There is an error in this image, where the regulator tab has a connection to ground. This connection should be to Low Voltage. the below image has this correct.

Now we finish the wiring on the bottom. the power tab goes to the low voltage line of the level shifter, the ESP-01 ground goes to the level shifter ground, the ESP-01 power is pulled from the middle pin of the regulator, both TX and RX are connected to both of the TXI pins of the level shifter.

The level shifter channels are bidirectional, so we ignore the RXI/RXO pins in the level shifter.

The topside wiring is straightforward.

the RS422 driver chip only really uses pins 1-4, since we removed the unneeded resistors that connect the output side to pullups. I exploit this to make the wiring cleaner.

Pin 4 is ground, and we run this into the nearest pin on the regulator. this is tied to one side of the bypass cap on the other side.
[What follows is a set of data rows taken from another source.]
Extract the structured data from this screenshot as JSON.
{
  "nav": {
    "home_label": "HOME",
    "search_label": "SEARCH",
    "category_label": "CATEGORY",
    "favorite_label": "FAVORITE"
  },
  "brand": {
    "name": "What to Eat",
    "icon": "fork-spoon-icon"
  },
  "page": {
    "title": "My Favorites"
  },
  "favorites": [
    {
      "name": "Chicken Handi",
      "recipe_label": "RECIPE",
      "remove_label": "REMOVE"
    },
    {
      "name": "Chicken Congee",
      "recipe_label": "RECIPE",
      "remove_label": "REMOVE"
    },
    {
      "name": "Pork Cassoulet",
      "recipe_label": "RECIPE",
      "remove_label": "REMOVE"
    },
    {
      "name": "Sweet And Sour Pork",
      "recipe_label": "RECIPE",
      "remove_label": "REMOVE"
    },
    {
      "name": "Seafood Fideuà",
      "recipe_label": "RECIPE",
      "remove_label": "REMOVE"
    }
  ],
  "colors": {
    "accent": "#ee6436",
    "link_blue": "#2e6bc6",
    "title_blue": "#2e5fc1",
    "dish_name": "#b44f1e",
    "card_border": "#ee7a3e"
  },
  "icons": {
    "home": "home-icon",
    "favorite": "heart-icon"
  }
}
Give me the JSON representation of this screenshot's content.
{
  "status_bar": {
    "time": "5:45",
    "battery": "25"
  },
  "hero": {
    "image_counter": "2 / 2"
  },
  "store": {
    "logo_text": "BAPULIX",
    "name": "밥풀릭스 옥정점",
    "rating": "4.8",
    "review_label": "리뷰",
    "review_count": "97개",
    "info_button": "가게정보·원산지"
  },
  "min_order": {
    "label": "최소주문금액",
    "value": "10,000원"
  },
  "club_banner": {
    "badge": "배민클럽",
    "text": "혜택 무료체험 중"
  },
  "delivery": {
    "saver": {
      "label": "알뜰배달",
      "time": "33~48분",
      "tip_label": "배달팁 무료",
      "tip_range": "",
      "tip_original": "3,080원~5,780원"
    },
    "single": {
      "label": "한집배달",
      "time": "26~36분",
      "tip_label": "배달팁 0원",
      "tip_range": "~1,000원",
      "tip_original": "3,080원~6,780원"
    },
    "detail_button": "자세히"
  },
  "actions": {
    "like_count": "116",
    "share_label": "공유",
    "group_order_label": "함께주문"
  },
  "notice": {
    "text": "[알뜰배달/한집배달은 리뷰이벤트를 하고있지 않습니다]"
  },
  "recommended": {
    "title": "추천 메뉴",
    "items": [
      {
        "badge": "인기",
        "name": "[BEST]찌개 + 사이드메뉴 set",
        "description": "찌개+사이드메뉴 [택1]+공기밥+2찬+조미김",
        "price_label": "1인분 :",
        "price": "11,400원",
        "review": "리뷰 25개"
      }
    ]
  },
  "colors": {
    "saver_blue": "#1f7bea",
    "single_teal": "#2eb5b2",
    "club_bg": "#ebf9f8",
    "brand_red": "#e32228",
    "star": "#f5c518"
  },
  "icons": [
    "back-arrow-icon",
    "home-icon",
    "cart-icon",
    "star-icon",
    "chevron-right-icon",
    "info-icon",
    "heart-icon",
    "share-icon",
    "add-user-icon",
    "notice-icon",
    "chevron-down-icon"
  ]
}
It further gets chained to both level shifter ground lines, labeled 'N'.

Pin 1 is VCC, and we run this into far side of the regulator, and chain off to the HV voltage on the level shifter, labeled 'Q'.

Pin 2 and 3 are tied to L and Q, which are the high sides of the level shifter data lines.

plug in the ESP-01, and then plug the whole thing into the Mark IV.

The default baud rate of the ESP-01 is 115200, and the serial port on the Mark IV does not have flow control. this is a problem. Changing the baud rate saved in the flash is done by doing a AT+CIOBAUD=38400.

The AT firmware on the ESP-01 is seriously downrev, and I have not been able to generate a newer one from the current Github repo.

To avoid this problem entirely, I have generated a straight passthrough firmware that connects the serial port on the Mark IV directly to a TCP port on a single machine. The Wifi, host, and port is all separately programmable into flash.

The serial port is accessed via UC1: or COM1: device.

RomWBW has the talk application, which is invoked by:

TALK UC1:

complete exploitation of the WIFI function, using CP/NET and/or other groovy things is incomplete.

There are 2 related github repos that contain forks of excellent CP/Net work which are being augmented to work with TCP and the ESP-01.

https://github.com/cm68/cpnet-server has the ESP-01 code, plus a unix server that matches it. https://github.com/cm68/cpnet-z80 contains a start at getting the CP/Net client for the Mark IV.

The complete installation. It fits securely and does not increase the Mark IV footprint.